L’inferno è l’atrofia, il luogo della statica, in cui le persone sono bloccati su di sé, sanno già le parole che usano. Il purgatorio, invece, è l’ambito in cui qualcuno comincia a domandarsi che forse può essere diverso da questo, però non sa come si fa e gli sembra che per la fragilità non ce la faccia più. Il miracolo del purgatorio è costituito dal fatto che uno continua a camminare solo perché vede davanti un altro che regge e che ha una motivazione più forte. Questo è il purgatorio, una fatica tremenda, che ha però come contraltare questa strana presenza. Il paradiso é il luogo fatto proprio dell’umana specie, il luogo in cui si può essere umani, in cui ogni incontro ti cambia, la novità è continua, e il desiderio si incrementa a dismisura.

Per far capire come questo sia diventata testo, abbiamo preso alcune parole della Divina Commedia, esemplificative, paradigmatiche, e le abbiamo seguite nel loro cammino, come si può ben vedere nei pannelli della mostra.

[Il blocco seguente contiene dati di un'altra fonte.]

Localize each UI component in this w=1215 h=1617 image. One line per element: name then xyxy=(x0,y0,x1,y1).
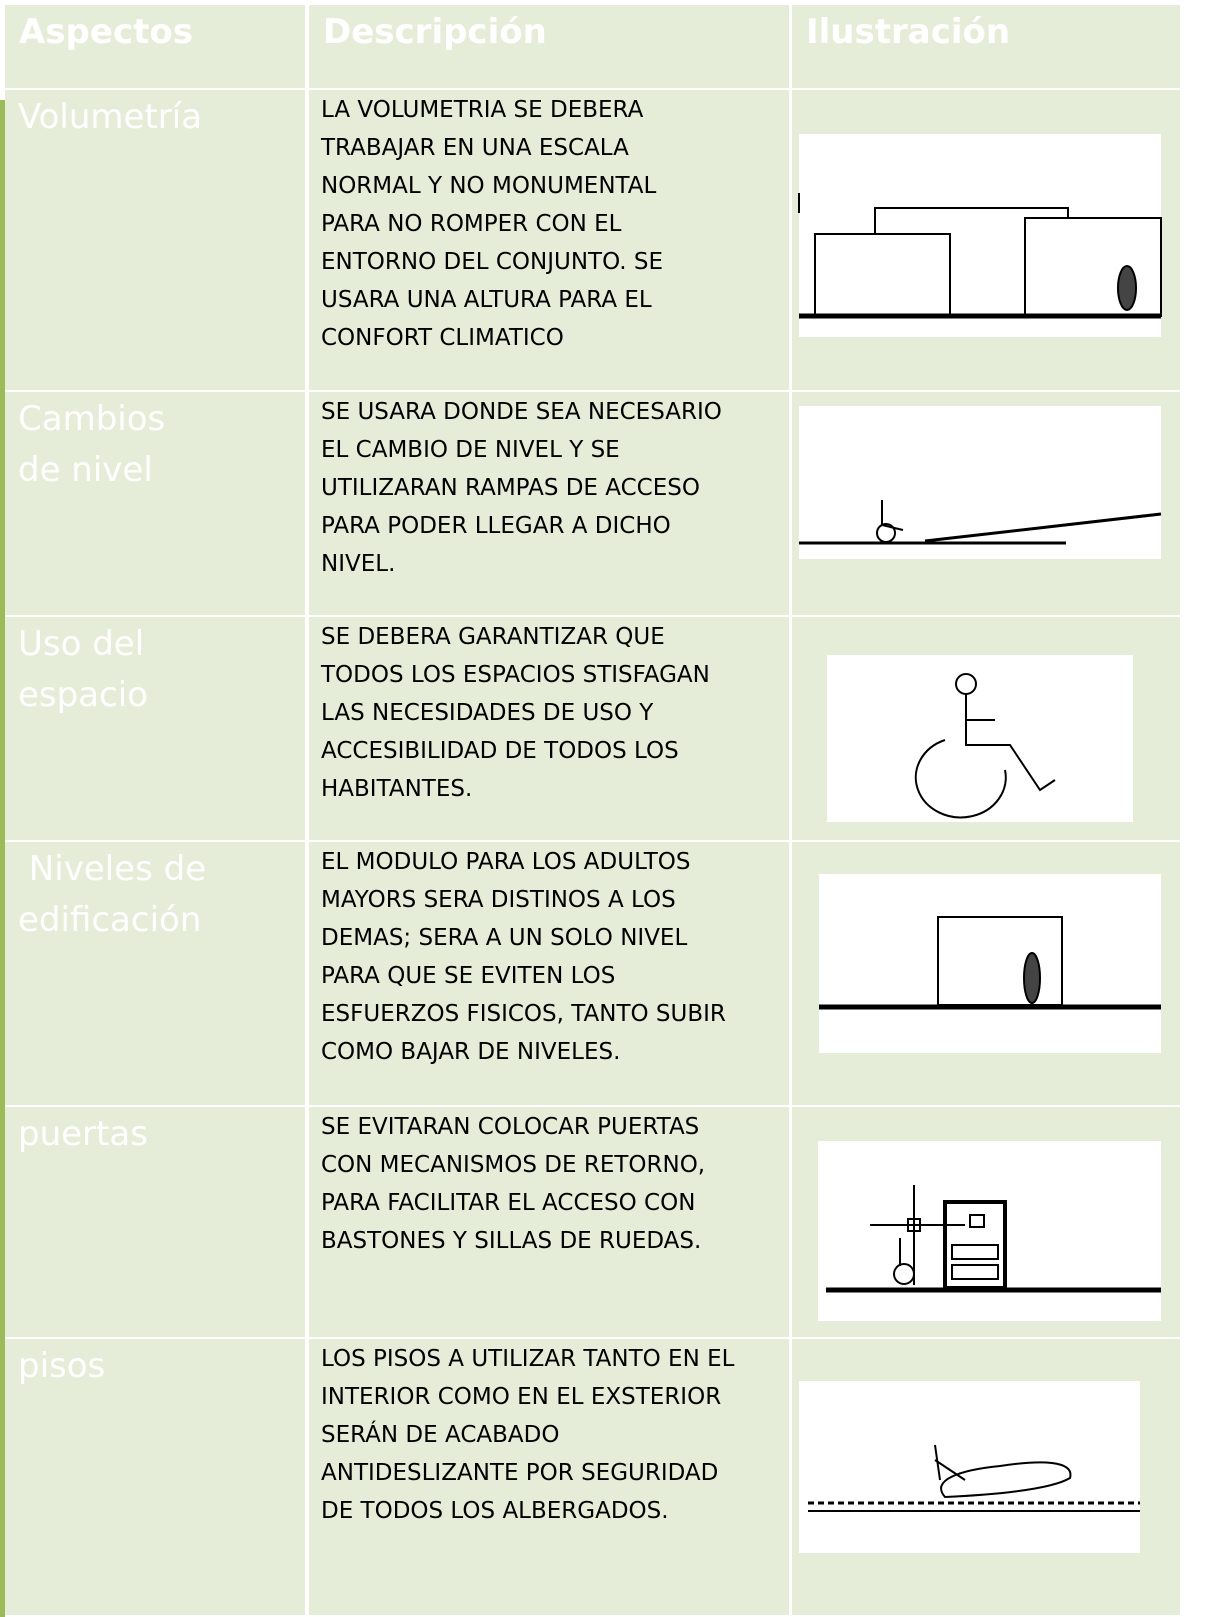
description-text: NIVEL. xyxy=(321,551,396,577)
header-cell xyxy=(309,5,789,88)
header-text: Ilustración xyxy=(806,12,1011,52)
header-text: Aspectos xyxy=(19,12,193,52)
aspect-text: Uso del xyxy=(18,624,145,664)
cell xyxy=(309,617,789,840)
cell xyxy=(5,392,305,615)
description-text: CONFORT CLIMATICO xyxy=(321,325,564,351)
description-text: ANTIDESLIZANTE POR SEGURIDAD xyxy=(321,1460,719,1486)
description-text: DE TODOS LOS ALBERGADOS. xyxy=(321,1498,669,1524)
description-text: LAS NECESIDADES DE USO Y xyxy=(321,700,654,726)
description-text: SE EVITARAN COLOCAR PUERTAS xyxy=(321,1114,700,1140)
description-text: SE DEBERA GARANTIZAR QUE xyxy=(321,624,665,650)
cell xyxy=(309,1107,789,1337)
header-text: Descripción xyxy=(323,12,547,52)
description-text: USARA UNA ALTURA PARA EL xyxy=(321,287,652,313)
cell xyxy=(309,1339,789,1615)
description-text: BASTONES Y SILLAS DE RUEDAS. xyxy=(321,1228,702,1254)
aspect-text: Cambios xyxy=(18,399,166,439)
description-text: PARA PODER LLEGAR A DICHO xyxy=(321,513,671,539)
description-text: HABITANTES. xyxy=(321,776,473,802)
description-text: SE USARA DONDE SEA NECESARIO xyxy=(321,399,722,425)
cell xyxy=(309,392,789,615)
header-cell xyxy=(5,5,305,88)
cell xyxy=(5,1339,305,1615)
cell xyxy=(5,90,305,390)
aspect-text: puertas xyxy=(18,1114,148,1154)
cell xyxy=(309,842,789,1105)
description-text: TODOS LOS ESPACIOS STISFAGAN xyxy=(321,662,710,688)
description-text: MAYORS SERA DISTINOS A LOS xyxy=(321,887,676,913)
aspect-text: Niveles de xyxy=(18,849,207,889)
description-text: SERÁN DE ACABADO xyxy=(321,1422,560,1448)
description-text: DEMAS; SERA A UN SOLO NIVEL xyxy=(321,925,688,951)
description-text: UTILIZARAN RAMPAS DE ACCESO xyxy=(321,475,700,501)
description-text: CON MECANISMOS DE RETORNO, xyxy=(321,1152,706,1178)
aspect-text: de nivel xyxy=(18,450,153,490)
description-text: EL CAMBIO DE NIVEL Y SE xyxy=(321,437,620,463)
description-text: PARA FACILITAR EL ACCESO CON xyxy=(321,1190,696,1216)
description-text: PARA QUE SE EVITEN LOS xyxy=(321,963,616,989)
description-text: COMO BAJAR DE NIVELES. xyxy=(321,1039,621,1065)
description-text: TRABAJAR EN UNA ESCALA xyxy=(321,135,629,161)
description-text: ENTORNO DEL CONJUNTO. SE xyxy=(321,249,664,275)
description-text: LOS PISOS A UTILIZAR TANTO EN EL xyxy=(321,1346,735,1372)
description-text: INTERIOR COMO EN EL EXSTERIOR xyxy=(321,1384,722,1410)
cell xyxy=(5,1107,305,1337)
description-text: LA VOLUMETRIA SE DEBERA xyxy=(321,97,644,123)
description-text: EL MODULO PARA LOS ADULTOS xyxy=(321,849,691,875)
cell xyxy=(309,90,789,390)
description-text: NORMAL Y NO MONUMENTAL xyxy=(321,173,657,199)
left-accent xyxy=(0,100,5,1617)
aspect-text: espacio xyxy=(18,675,148,715)
cell xyxy=(5,842,305,1105)
aspect-text: edificación xyxy=(18,900,202,940)
aspect-text: Volumetría xyxy=(18,97,203,137)
description-text: ACCESIBILIDAD DE TODOS LOS xyxy=(321,738,679,764)
description-text: PARA NO ROMPER CON EL xyxy=(321,211,622,237)
description-text: ESFUERZOS FISICOS, TANTO SUBIR xyxy=(321,1001,726,1027)
header-cell xyxy=(792,5,1180,88)
cell xyxy=(5,617,305,840)
aspect-text: pisos xyxy=(18,1346,106,1386)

Dante dice che c’è una cosa che lo ha convinto, l’essere del mondo, che il mondo è bello e Dio è grande. Questo stupore l’ha condotto da una selva oscura e inesplicabile, dal limite della disperazione, fino al riconoscimento di una invincibile volontà di Dio di rinnovare la nostra vita. Come dire tutto ciò? Come sarebbe bello se gli uomini potessero sempre parlare come una mamma parla al suo bambino, come lui ha parlato con gli altri senza riserve, perché queste parole fossero il luogo in cui ciascuno di noi recupera tutta l’intera sua vita passata e si rilancia, certo di questa esperienza, in quella che viene. La ricostruzione di questa lingua è il compito di cui lui si è incaricato. Cioè provate a rileggere la Commedia dall’inizio e forse ancora una volta è nuova.

 

 

 

 

Sul tema della mostra si rinvia, per una maggiore puntualità, al volume: Brasioli, Dante. Lo sguardo la realtà, Sottomarina 1995, e al catalogo della mostra (ndr.)